Ich hatte euch und meinen Beruf sehr gern und genoss jeden Augenblick. Alles, was ich mir als frische Anfängerin vorgenommen hatte, konnte ich zur Gänze - viel mehr sogar - in die Tat umsetzen. So kann ich nun mit gutem Gewissen zurückblicken. In diesem Zusammenhang bin ich den damaligen und jetzigen Vertretern der Schulleitung, die mir jeden Wunsch gewährt haben, zu Dank verpflichtet. Dafür habe ich mich aber in all den Jahren, die ich dieser Schule zur Verfügung stellte, umso mehr bemüht. Während meiner Lehrertätigkeit gab es für mich drei Begriffe, die von großer Bedeutung waren: LIEBE, TOLERANZ, WISSEN. Diese drei Grundbegriffe versuchte ich stets, meinen Schülern beizubringen bzw. einzuprägen. Ob das mir zu hundert Prozent gelang? "Ja, zu hundert Prozent" kann ich natürlich nicht sagen. Doch immerhin in genügendem Ausmaß, denke ich. Der Literaturunterricht soll dazu dienen, nebst literarischem Fachwissen dem Schüler auch die humanistische Denkweise, das Gute, das Richtige und das Schöne zu vermitteln. In den vielen, im Unterricht gemeinsam durchgenommenen Werken von Dichtern und Schriftstellern seid ihr diesem Gefühl oft begegnet, das in euch auch Spuren hinterließ.

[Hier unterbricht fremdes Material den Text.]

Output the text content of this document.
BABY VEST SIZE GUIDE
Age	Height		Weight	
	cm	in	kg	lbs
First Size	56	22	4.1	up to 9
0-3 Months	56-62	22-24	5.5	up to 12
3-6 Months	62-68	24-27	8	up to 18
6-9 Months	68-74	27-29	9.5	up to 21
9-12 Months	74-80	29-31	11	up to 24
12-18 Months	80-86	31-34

"Kommt, lasst uns Freunde werden
und so das Leben erleichtern
Lasst uns Liebe geben und empfangen
Das Irdische ist vergänglich"
- die Menschenliebe, die aus diesen ausdrucksstarken Zeilen von Yunus Emre hervorgeht, sei hier nur als ein kleines Beispiel erwähnt.
Es sind ganz einfach Liebe, Toleranz und Mitgefühl, die das Leben lebenswert machen. Liebe Schülerinnen und Schüler, ihr werdet selber darauf kommen, dass der humanistische Lebensweg der einzig richtige Weg ist. Und dann werdet ihr begreifen, was es heißt, ein moderner Mensch zu sein. Ich bin zuversichtlich, dass dies euch gelingen wird.
Ich danke nochmals allen Personen in der Schule für das Entgegenkommen, das mir durch so viele Jahre hindurch zuteil wurde, und wünsche allen Gesundheit und Wohlergehen für die Zukunft.